More seniors are choosing to focus on dying comfortably rather than living as long as possible, and they’re using hospice services to do so—a trend that could be favorable for both senior living providers and hospitals as health care reform rules regarding hospital readmissions kick in.
Hospice service providers everywhere are seeing growth, the Statesman Journal reports.
In fiscal year 2009, expenditures for the Medicare hospice benefit totaled $12.1 billion. In 1998, that figure was $2.2 billion.
In 2001, about 19 percent of all Medicare enrollees who died accessed hospice for three or more days. By 2007, that figure jumped to 30 percent. In 2010, 41 percent of Medicare decedents accessed hospice.
Medicare is the main source of payment for hospice services, accounting for almost 84 percent of hospice patients in 2010.
The growth is reflected at Willamette Valley Hospice, a Salem-based nonprofit, where its average daily census rose from 147 patients in 2011 to 210 patients now. Much of the growth has been since January, executive director Pam Matthews said.

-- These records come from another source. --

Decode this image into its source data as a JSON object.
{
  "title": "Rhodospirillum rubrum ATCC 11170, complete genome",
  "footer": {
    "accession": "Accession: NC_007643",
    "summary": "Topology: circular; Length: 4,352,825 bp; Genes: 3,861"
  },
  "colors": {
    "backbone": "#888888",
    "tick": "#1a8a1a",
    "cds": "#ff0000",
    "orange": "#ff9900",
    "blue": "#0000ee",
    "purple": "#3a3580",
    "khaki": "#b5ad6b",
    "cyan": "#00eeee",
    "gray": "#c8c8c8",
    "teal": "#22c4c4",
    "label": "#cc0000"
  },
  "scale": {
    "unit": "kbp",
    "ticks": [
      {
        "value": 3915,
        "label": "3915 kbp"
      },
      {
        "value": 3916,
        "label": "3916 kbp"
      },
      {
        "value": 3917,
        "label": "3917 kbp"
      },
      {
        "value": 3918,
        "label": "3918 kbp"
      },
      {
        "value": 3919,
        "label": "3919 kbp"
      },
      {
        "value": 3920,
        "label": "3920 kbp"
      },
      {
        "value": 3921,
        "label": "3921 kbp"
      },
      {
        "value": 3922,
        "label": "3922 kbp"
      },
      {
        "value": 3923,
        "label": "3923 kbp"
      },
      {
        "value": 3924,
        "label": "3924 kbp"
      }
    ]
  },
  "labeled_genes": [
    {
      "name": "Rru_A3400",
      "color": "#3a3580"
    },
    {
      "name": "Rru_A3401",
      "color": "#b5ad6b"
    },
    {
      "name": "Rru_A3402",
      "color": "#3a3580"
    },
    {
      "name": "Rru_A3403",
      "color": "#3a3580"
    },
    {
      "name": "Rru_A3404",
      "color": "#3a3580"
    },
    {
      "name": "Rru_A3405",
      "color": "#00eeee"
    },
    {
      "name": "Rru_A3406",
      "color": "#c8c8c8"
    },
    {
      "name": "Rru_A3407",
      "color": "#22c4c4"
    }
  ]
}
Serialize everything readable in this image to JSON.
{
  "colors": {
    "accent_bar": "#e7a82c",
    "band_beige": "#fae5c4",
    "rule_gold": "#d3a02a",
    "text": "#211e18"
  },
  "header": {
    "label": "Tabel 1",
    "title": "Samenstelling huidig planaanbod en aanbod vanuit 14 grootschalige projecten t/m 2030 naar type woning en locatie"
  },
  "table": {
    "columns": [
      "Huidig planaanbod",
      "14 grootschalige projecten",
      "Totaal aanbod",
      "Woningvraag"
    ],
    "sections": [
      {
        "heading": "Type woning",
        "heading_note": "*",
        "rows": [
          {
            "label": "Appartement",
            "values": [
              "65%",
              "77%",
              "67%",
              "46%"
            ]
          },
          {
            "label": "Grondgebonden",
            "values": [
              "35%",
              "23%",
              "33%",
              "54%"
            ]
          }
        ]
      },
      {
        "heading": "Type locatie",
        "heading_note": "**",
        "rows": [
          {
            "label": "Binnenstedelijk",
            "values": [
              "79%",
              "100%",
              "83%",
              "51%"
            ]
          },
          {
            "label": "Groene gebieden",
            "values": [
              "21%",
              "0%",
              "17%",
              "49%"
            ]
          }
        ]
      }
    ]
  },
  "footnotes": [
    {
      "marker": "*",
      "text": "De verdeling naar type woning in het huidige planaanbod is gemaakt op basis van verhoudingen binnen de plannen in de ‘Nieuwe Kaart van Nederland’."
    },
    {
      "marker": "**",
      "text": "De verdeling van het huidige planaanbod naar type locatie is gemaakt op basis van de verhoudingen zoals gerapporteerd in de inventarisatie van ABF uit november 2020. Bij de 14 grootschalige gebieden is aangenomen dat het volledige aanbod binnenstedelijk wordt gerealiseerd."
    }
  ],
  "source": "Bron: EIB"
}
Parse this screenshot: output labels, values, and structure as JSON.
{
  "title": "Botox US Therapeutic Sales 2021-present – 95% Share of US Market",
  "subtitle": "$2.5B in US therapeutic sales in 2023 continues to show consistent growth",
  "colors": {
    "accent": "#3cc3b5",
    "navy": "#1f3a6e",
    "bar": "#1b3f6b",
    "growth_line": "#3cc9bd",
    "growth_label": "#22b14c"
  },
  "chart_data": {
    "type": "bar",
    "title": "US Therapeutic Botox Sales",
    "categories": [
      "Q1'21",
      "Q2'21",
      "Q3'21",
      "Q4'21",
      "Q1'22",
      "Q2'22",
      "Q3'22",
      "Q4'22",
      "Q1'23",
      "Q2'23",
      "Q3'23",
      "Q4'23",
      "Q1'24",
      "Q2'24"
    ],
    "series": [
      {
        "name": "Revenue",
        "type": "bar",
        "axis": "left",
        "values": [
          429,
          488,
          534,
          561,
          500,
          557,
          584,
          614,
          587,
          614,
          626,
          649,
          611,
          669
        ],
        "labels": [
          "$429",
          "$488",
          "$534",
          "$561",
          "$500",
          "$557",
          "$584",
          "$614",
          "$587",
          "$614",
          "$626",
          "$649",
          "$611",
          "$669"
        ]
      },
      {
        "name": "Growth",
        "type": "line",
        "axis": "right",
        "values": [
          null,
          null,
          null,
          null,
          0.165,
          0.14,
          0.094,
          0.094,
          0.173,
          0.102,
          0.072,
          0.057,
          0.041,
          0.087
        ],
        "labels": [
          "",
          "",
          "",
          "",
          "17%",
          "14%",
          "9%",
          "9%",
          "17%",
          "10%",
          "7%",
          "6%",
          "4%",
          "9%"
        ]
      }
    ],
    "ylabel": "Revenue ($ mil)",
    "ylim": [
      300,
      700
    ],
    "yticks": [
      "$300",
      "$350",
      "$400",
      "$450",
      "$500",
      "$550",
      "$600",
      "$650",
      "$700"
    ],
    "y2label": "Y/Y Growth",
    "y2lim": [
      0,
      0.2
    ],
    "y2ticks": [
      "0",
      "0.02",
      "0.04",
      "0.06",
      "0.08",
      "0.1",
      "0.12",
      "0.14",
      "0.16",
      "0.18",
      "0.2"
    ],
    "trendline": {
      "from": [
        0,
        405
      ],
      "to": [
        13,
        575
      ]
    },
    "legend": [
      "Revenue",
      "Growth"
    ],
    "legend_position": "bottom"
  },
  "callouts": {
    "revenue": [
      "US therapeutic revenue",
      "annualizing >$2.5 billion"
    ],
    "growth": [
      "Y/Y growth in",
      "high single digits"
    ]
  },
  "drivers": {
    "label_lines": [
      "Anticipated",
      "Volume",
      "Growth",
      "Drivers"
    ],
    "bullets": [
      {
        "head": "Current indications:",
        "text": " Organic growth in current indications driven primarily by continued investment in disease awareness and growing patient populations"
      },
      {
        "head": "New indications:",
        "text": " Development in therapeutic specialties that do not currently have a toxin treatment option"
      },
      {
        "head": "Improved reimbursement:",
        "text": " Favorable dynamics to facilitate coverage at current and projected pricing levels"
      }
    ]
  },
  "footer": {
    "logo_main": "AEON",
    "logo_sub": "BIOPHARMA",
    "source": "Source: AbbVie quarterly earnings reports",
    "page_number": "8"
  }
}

Many times, people aren’t even aware of hospice services, the article says, citing Matthews, because they’re usually provided in patients’ homes, assisted living facilities or nursing homes.
Hospitals’ reimbursements will start getting docked under healthcare reform depending on 30-day readmission rates, so communities where many residents use hospice services rather than going to a hospital could be potentially benefit.
Some senior living providers, like Silverado Senior Living, are well-positioned for partnerships with hospitals because many of their residents rely on hospice rather than being admitted (or in many cases, readmitted) to a hospital toward the ends of their lives.
“About 80% of everyone [in Silverado communities] who passes away is receiving hospice services,” says Ann Ellett, Senior Vice President of Health Services at Silverado. “That’s way above the rest of the industry, which is more like 10-20%.”
But the rest of the nation may start climbing toward her company’s numbers, if these trends continue, the article suggests.